La biografía es un género paradojal. Intentar dar cuenta de la vida de un hombre
implica, de alguna forma, relatar la vida de todos los hombres. Horacio González es conciente de
ello, por lo que los ensayos que componen Perón. Reflejos de una vida son aproximaciones
fragmentarias, ecos de voces extintas que nos invitan a reflexionar sobre uno de los nombres
cruciales de nuestra historia política.
González repasa algunos momentos de gran importancia pública y otros episodios
más íntimos de la vida de Perón. Su escritura elegante y a veces oscura no soslaya el tema de toda
biografía: el de la responsabilidad. El nombre de Perón aglutina enigmas y disputas; Perón es un
nombre y una forma de nombrar. Sus innumerables escritos y documentos reflejan una constante
preocupación por el acto de nombrar. Aquellos que reflexionaron y aún reflexionan sobre Perón han
sido también encantados por ese sortilegio.
Horacio González lee apasionadamente el texto peronista prescindiendo tanto de
los esquematismos academicistas como de los excesos de la alabanza y del escarnio. Sin embargo, se
trata de un texto desproporcionado, ya que nos conduce hacia las zonas excedentes de nuestra lengua
política. Por eso mismo no se trata de encerrar al lenguaje peronista en un laboratorio provisto de
teorías del lenguaje que nos brinden un conjunto de ideas aptas para la profilaxis académica.
La figura de Perón es muy incómoda. Escapa en su astuta facticidad a las
categorías de la razón. Escapa también al biografismo que lo condena a un maquiavelismo de sentido
común. Esta incomodidad es sintomática. La retórica peronista, retórica del nombre, vuelve
reversibles los significados que otros han producido. El jefe, lugar vacío de la enunciación, dice
González, es un articulador desencarnado. He ahí la teoría de la conducción.
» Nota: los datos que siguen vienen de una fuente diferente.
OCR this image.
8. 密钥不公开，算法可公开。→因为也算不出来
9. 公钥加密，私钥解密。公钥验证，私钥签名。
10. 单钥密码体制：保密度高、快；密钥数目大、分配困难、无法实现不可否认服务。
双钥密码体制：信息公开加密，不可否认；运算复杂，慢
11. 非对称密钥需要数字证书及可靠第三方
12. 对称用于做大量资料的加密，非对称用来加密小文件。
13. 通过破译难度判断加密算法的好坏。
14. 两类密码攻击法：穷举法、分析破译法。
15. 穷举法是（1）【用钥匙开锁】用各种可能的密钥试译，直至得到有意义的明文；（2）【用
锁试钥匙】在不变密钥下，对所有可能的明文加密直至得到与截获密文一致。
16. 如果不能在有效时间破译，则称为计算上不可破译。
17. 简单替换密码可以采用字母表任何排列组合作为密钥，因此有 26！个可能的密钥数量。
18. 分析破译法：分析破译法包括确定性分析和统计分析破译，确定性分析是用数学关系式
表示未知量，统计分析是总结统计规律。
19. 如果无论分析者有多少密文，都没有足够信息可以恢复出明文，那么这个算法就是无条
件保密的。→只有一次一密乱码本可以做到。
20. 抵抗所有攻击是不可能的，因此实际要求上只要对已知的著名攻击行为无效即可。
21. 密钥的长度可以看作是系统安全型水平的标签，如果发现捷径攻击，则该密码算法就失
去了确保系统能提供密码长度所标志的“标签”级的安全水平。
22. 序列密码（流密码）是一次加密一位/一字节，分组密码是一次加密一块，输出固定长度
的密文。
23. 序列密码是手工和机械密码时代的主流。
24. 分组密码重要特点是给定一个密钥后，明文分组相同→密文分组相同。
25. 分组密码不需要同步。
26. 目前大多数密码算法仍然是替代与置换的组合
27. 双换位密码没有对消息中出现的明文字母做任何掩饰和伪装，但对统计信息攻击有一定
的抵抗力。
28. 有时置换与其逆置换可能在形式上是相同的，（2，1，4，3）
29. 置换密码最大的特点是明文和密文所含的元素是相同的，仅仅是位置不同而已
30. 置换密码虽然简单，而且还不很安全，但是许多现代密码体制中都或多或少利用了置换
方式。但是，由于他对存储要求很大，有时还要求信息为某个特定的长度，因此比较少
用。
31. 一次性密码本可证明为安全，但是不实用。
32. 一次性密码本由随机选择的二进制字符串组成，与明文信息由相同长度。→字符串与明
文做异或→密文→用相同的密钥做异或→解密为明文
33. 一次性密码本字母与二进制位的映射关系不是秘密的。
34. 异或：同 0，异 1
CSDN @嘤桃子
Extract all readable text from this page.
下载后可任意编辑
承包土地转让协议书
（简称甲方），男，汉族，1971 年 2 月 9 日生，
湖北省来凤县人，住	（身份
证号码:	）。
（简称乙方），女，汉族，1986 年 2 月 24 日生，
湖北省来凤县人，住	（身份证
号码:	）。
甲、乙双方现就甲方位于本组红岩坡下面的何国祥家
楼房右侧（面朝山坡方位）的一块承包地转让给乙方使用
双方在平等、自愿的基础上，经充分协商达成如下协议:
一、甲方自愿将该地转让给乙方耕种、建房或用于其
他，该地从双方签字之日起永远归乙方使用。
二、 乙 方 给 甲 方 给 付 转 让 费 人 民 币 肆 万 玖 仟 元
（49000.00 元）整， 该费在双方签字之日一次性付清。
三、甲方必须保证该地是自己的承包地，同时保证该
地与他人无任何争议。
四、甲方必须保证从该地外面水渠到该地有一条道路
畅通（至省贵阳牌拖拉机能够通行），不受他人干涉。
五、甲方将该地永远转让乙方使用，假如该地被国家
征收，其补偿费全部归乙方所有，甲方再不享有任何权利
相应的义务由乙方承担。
Además de un astuto
conductor de hombres Perón fue, sobre todo, un conductor de significados.
A aquel profesor de historia militar, conocedor de las batallas de la antigüedad
así como de la literatura prusiana, poco le importaba la cita culta. Esto, lejos de responder al
resentimiento del parvenu, funda uno de los núcleos de su retórica. La lengua peronista se
constituyó como una lengua segunda respecto de los saberes clásicos. La omisión de las comillas es
una forma estratégica de la apropiación. La biblioteca peronista se nutre de Clausewitz, del
positivismo argentino, de Belisario Roldán, de Aristóteles, de Plutarco y, por supuesto, de
Jauretche y de Scalabrini Ortiz, entre otros. La lengua peronista no cita porque es aforística,
oracular. Habla en el intersticio de las oposiciones de los otros. La tercera posición se expresa
nombrando a las otras dos, no necesita ser explícita. Por otro lado, la supresión de las comillas
implica una inversión de las determinaciones: aquello que es enunciado pasa a formar parte del
acervo peronista. El que nombra posee, caída de comillas mediante.
El lenguaje peronista logró convocar voces heterogéneas de un modo impensable.
Supo hablar el lenguaje de la revolución pero también el de la organicidad. Fue guardián del orden
estatal así como instigó al caos. Como centro vacío, se adueñó de esos significados y les imprimió
otros destinos, casi siempre opuestos al que mentaban. Al denominar sustrayéndose, desencarnado,
hizo de su nombre una potencia que parecía contener todos los significados de la historia
política.
Pero he ahí también su paradoja. El nombre de Perón fue uno de los dramas de la
segunda mitad del siglo XX argentino. El mismo Perón quizás lo intuyó cuando ya era tarde. Tal como
dice González, "las palabras son destinos de espera que, a su favor, siempre tienen inscripto lo
inconsumado de la realidad". Perón sufrió la pérdida de su nombre propio. Ya su nombre no le
pertenecía. Ya no alcanzaron sus astutas fintas de orador desencarnado.